How can we do this? Very easily. We preach our own agendas, our own messages, our own words, our own wisdom. We use the Bible to reinforce our own voice rather than His. The effects are devastating and eternal. In fact, here is a blurb from one pastor who I think sums it up better than I could ever. (I added emphasis where appropriate.)
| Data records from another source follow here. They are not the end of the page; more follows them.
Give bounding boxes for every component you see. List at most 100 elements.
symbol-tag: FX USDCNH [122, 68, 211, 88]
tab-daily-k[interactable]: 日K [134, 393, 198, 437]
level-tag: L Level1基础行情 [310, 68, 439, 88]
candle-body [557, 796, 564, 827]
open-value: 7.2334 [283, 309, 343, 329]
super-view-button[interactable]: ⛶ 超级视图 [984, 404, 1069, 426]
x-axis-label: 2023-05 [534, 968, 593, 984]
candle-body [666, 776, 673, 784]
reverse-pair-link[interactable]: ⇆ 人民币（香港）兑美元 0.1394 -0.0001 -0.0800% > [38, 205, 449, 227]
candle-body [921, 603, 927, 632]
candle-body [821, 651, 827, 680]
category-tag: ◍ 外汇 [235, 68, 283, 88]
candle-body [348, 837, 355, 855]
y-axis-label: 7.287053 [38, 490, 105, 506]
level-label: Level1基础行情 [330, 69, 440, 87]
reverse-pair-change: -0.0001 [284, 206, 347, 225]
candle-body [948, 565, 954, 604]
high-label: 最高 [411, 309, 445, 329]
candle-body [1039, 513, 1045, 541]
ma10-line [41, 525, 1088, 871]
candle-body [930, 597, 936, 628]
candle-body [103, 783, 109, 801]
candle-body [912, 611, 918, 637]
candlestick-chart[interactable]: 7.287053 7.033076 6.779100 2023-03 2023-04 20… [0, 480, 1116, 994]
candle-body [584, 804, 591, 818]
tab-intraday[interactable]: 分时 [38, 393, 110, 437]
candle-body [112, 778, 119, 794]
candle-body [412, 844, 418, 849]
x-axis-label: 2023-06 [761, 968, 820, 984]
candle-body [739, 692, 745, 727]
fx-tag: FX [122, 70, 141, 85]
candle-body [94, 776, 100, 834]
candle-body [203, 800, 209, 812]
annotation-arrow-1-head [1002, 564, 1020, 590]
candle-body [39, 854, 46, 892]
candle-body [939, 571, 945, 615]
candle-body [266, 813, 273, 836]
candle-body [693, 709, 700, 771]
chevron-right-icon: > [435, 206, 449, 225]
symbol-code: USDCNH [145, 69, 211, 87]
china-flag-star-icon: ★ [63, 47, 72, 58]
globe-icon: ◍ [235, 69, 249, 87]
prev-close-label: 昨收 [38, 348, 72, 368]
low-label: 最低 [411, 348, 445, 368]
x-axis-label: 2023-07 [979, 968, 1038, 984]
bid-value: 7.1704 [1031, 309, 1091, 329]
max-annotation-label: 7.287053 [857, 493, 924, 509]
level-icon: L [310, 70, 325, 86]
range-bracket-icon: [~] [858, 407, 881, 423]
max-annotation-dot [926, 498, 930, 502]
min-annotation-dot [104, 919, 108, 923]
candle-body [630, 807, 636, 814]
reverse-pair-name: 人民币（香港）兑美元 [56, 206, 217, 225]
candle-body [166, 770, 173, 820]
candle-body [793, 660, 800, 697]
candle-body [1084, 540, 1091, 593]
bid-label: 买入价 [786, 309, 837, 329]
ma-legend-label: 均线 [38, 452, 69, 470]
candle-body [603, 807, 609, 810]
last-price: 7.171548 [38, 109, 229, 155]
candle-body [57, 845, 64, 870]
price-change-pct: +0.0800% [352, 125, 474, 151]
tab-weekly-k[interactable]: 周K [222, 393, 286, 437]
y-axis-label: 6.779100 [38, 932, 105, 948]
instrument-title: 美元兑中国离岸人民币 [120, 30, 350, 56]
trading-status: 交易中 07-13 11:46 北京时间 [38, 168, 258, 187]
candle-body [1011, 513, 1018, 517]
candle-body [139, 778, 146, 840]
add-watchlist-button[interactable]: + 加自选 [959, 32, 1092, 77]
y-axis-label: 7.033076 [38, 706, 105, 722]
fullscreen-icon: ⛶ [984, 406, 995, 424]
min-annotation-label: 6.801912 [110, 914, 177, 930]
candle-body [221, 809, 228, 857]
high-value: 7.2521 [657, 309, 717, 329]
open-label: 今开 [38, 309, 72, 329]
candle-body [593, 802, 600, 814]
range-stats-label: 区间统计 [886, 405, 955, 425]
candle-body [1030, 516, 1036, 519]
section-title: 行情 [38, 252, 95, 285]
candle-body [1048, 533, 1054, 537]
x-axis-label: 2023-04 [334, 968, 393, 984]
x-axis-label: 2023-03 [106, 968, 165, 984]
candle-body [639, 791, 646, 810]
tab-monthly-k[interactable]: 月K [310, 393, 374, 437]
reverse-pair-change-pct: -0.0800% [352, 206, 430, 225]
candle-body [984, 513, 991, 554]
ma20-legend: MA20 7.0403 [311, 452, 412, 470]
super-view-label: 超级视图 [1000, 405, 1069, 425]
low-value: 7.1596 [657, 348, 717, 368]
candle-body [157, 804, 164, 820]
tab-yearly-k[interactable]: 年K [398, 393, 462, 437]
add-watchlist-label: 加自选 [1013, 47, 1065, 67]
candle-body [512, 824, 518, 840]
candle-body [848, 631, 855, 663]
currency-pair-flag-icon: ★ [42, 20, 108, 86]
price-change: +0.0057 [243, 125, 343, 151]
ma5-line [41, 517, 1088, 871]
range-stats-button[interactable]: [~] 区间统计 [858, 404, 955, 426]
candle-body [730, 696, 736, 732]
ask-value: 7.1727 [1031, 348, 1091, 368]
The Lord expresses His rule in His church insofar as the Scripture is preached, explained, applied, and obeyed. To diminish the dominating role of Scripture in the life of the church is to treat the Lord of the church as if His revelation were optional. It is nothing short of mutiny. And the seriousness of such revolt cannot be comprehended. Nonbiblical ministry, non-expository preaching, and non-doctrinal teaching usurp Christ’s headship, silencing His voice to His sheep. That kind of devastating approach steals the mind of Christ away from the body of Christ, builds indifference toward His Word, and quenches the work of His Spirit. It removes protection from error and sin, eliminates transcendence and clarity, cripples worship, and sows seeds of compromise. It deflects the honor due to the true head of the church, and the Lord does not take kindly to those who would steal His glory.1

The way we handle and present God’s word to our people indicates the rule the God has over us. The more His voice is heard, the more rule He exercises, the more power is used, and the more holy we become.

*For preachers who want to learn more about expositional preaching, I suggest reading Preaching: How to Preach Biblically and The Supremacy of God in Preaching.

Notes:

  1. MacArthur, John. “The Lord and Master (Part 2).” Slave: the Hidden Truth About Your Identity in Christ. Nashville, TN: Thomas Nelson, 2011. 75. Print.